New federal tax law delivers benefits changes — Business Management Daily: Free Reports on Human Resources, Employment Law, Office Management, Office Communication, Office Technology and Small Business Tax Business Management Daily

When President Obama signed the Tax Relief, Unemployment Insurance Reauthorization and Job Creation Act of 2010 late last year, preservation of current tax rates and a one-year Social Security tax cut got all the headlines. But tucked into the broad statute were several provisions affecting employee benefits.

Tuition reimbursement: The new law extended tax breaks for employer-paid tuition reimbursement. Employees can continue to receive up to $5,250 tax-free from an employer plan to pay for qualified higher-education expenses, including graduate school tuition.

This tax exclusion was scheduled to expire after 2010. Now it’s extended through 2012.

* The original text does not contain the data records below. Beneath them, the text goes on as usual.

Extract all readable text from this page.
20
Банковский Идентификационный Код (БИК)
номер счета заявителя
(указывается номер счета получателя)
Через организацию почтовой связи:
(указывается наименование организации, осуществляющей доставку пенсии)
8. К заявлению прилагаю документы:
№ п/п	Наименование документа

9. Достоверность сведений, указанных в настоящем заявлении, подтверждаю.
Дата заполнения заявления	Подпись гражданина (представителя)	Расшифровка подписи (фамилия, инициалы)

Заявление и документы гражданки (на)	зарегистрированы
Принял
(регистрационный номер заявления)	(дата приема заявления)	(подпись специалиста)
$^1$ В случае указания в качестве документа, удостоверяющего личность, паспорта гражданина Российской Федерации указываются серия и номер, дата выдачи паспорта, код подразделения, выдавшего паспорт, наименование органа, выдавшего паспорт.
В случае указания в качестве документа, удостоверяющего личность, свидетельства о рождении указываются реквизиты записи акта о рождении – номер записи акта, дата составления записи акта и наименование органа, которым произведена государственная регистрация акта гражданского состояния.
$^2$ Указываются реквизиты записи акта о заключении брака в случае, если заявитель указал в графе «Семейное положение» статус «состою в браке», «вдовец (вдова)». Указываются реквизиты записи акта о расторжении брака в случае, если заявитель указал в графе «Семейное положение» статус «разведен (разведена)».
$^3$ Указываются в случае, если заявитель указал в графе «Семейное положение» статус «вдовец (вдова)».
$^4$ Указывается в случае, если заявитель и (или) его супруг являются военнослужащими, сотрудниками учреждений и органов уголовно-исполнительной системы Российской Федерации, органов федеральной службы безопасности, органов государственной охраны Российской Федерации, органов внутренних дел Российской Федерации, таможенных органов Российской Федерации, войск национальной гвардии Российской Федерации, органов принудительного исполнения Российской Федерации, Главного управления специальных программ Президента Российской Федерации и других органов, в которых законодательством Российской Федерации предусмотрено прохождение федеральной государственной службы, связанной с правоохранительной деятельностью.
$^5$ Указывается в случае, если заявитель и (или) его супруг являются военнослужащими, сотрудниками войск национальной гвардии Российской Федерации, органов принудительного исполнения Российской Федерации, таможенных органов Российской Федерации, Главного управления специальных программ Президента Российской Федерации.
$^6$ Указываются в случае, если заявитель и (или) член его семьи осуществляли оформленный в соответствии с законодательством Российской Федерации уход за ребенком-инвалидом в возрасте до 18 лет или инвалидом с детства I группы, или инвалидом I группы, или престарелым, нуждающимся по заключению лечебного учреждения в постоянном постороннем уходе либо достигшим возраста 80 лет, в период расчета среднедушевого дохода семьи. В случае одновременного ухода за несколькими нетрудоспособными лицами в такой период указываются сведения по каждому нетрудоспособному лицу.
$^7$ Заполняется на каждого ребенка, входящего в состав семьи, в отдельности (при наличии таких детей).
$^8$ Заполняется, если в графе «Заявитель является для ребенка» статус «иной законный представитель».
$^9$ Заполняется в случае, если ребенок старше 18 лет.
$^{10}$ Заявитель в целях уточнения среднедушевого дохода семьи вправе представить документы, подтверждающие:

Commuter benefits: The law extended tax-free commuting benefits designed to encourage employees to use mass transit to get to work. The maximum benefit for monthly transit passes was recently increased from $120 to $230 for the 2010 tax year, and the new law preserves that amount through the end of 2011.

The same benefit can also pay for van pooling and employer-provided parking.

On-site child care: The new law extends a 25% tax credit employers may take for qualified expenses (up to $100,000 per year) related to providing child care facilities to employees. An extra 10% credit is allowed for child care resource and referral services. The tax credit applies through the 2012 tax year.

Note on Social Security taxes: The law lowered employees’ share of Social Security withholding to 4.2% (from 6.2%) for 2011. Because the new law was enacted so late in 2010—on Dec. 17—it may take a couple of payroll cycles for the new withholding rate to show up in paychecks. Check with your payroll provider or accounting staff to find out when the change will be fully implemented.